LONDON, Oct 13 (IFR) - A deepening bid from big-ticket buyers in Europe, Japan and the US has driven European senior CLO spreads to a fresh low of 110bp, with some managers eyeing even tighter prints.
Tikehau Capital Europe has tightened the talk on its seniors to 110bp over three-month Euribor, from 114bp area previously, according to two sources.
The level is tighter than where three other deals printed just two weeks ago. Oaktree and PineBridge sold their Triple As at 114bp in late September, while Blackstone’s GSO cleared its notes at 115bp.
The Tikehau levels also mark a fresh low for the market, with the tightest senior spread on a European CLO since the financial crisis.
And the European market could grind even tighter, with several sources expecting KKR Credit Advisors to print at even more narrow spreads. One said the manager could tighten the Triple As as far as 105bp on its most recent Avoca trade.
Market participants chalked up the tightening to a recent increase in appetite from French insurance groups, with the investment arm of AXA at the helm of the demand surge, three people said.

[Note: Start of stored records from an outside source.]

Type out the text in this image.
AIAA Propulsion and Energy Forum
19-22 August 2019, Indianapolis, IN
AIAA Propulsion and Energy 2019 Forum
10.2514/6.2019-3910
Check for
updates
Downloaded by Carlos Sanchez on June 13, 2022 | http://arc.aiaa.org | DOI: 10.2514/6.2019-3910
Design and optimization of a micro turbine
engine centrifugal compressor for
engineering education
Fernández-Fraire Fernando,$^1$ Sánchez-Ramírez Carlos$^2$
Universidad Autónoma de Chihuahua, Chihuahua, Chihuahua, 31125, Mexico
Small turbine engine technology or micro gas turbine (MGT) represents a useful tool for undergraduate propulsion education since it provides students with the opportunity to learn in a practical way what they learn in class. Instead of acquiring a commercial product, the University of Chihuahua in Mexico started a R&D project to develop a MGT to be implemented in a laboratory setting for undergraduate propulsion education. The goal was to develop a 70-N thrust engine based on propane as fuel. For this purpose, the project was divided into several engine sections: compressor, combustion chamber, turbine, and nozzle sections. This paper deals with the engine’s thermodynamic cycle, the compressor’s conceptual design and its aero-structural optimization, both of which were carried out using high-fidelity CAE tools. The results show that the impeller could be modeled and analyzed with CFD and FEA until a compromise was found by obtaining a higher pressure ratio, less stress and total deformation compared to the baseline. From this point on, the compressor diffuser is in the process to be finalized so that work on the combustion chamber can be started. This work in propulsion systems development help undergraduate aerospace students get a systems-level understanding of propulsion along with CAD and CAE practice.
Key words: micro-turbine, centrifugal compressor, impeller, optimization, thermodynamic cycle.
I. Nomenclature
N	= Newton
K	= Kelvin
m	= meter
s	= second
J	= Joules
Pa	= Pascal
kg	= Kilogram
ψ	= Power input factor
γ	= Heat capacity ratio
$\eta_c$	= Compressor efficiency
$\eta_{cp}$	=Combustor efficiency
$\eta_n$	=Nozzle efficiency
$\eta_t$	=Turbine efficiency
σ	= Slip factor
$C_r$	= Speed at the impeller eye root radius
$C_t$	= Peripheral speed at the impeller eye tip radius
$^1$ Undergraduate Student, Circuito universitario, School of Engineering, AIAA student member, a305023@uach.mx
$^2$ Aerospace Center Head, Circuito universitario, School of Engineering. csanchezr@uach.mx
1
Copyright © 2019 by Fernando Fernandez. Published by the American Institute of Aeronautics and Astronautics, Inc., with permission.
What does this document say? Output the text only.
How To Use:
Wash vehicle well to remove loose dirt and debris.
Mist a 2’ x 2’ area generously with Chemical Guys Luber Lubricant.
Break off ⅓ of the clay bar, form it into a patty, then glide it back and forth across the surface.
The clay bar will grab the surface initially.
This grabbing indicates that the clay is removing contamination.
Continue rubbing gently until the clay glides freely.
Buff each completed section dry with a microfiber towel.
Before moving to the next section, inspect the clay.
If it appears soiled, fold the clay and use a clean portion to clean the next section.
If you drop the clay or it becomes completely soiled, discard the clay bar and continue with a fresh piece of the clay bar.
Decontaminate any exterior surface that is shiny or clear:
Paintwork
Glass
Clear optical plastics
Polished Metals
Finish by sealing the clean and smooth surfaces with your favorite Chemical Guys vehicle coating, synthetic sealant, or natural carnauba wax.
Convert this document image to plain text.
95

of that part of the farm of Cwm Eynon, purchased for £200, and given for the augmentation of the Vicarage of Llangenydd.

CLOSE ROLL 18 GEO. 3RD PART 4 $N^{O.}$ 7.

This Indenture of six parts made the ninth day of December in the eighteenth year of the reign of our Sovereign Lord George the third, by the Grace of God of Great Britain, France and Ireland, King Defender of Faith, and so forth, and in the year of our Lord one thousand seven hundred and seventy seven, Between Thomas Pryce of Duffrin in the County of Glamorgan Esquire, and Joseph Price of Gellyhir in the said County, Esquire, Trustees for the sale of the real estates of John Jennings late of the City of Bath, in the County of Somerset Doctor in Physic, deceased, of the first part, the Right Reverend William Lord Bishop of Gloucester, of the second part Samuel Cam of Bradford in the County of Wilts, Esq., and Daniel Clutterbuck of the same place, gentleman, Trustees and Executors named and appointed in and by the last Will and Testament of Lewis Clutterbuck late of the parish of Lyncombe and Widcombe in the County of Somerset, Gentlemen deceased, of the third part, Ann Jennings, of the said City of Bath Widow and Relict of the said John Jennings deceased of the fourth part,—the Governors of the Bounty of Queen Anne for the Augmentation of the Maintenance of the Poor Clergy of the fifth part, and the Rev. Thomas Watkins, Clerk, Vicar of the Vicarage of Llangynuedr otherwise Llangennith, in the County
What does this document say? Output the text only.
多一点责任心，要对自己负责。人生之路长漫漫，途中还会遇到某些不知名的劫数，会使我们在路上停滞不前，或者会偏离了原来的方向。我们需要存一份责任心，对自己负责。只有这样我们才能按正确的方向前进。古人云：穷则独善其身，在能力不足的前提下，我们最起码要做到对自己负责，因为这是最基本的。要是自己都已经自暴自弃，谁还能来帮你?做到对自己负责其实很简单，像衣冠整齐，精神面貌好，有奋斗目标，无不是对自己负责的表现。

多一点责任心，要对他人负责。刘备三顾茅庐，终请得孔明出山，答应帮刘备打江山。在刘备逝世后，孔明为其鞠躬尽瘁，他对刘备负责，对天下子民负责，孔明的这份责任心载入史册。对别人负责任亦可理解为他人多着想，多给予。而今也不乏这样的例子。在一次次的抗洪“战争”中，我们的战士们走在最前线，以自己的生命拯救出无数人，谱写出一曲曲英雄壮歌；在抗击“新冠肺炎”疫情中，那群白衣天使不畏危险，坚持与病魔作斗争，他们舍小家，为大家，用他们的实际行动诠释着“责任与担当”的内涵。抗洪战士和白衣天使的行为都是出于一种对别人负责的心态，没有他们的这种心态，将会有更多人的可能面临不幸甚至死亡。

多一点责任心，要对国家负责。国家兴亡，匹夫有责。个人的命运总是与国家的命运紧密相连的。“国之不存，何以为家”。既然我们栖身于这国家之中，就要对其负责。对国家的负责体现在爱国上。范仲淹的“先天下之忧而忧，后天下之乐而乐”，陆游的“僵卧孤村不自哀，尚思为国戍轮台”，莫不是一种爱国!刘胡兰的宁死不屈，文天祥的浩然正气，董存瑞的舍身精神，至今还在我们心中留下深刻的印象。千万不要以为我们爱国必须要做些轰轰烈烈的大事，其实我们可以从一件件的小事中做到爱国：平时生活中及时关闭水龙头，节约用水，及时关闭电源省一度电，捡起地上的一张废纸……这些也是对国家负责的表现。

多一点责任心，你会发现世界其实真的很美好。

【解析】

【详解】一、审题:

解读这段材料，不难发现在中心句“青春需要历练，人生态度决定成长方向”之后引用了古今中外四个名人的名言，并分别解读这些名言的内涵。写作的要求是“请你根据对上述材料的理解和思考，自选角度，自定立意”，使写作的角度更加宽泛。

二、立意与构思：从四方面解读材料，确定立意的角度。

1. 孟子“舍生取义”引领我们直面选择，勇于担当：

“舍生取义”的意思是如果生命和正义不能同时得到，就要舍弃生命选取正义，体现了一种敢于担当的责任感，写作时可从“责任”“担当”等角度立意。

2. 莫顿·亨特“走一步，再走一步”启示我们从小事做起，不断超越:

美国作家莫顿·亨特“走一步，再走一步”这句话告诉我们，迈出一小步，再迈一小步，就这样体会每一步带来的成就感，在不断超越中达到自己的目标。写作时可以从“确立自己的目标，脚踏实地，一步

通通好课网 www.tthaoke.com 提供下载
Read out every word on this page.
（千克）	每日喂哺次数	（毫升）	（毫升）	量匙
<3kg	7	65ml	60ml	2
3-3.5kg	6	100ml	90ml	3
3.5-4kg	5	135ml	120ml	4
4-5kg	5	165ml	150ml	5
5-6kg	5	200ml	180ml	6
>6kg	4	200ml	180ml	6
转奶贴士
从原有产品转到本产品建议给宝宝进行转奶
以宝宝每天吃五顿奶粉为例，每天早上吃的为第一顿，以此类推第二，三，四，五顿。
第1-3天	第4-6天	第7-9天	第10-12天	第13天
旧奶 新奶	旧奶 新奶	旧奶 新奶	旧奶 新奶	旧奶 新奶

AXA did not immediately respond to a request for comment.
Investors noted the asset class has become particularly attractive recently, as negative interest rates have squeezed returns in other parts of European structured credit.
“You can’t forget that those notes have Euribor floors,” said one investor. “It looks more like 140bp when you take that into account. If you’re looking for Triple As in Europe, it’s probably the cheapest thing you can buy.”
CLO notes have Euribor floors of zero, offering a pick-up on asset classes that are priced over the current negative Euribor benchmark.
The uptick in buying from AXA and other insurance behemoths has only deepened a fierce bid for paper in the asset class, which this year has attracted much attention and cash from the likes of Norinchukin, BTMU and JP Morgan’s Chief Investment Office.
“There’s three or four accounts that are chasing the market down to compete with the Japanese,” said one CLO manager. “It seems like it’s a race to the bottom.”
However, market sources noted that demand for mezzanine risk is still somewhat lacklustre, as investors remain wary of the slim supply in the leveraged loan market which could hit their returns if managers fail to ramp up their deals on schedule.
Sources said that, in a bid to lock in cheap senior financing, some managers are coming to market with warehouses that are largely empty of assets.
BlackRock, for instance, had just 50m in loans in its warehouse in early September, when it began marketing its second European CLO, according to one source. The group was targeting a 400m size for its vehicle.
In a bid to mediate execution risk, investors have been demanding wider levels further down the capital stack.
The Single Bs on Tikehau’s trade were being marketed at 950bp area, in line with other recent deals, according to sources. A year ago, managers were clearing similar tranches at 870bp.
Tikehau’s second European trade, which is being arranged by Citigroup, is expected to price as early as Thursday.
KKR’s trade, meanwhile, is targeting pricing by the end of this week via Morgan Stanley, with tranches A through D subject as of Thursday morning.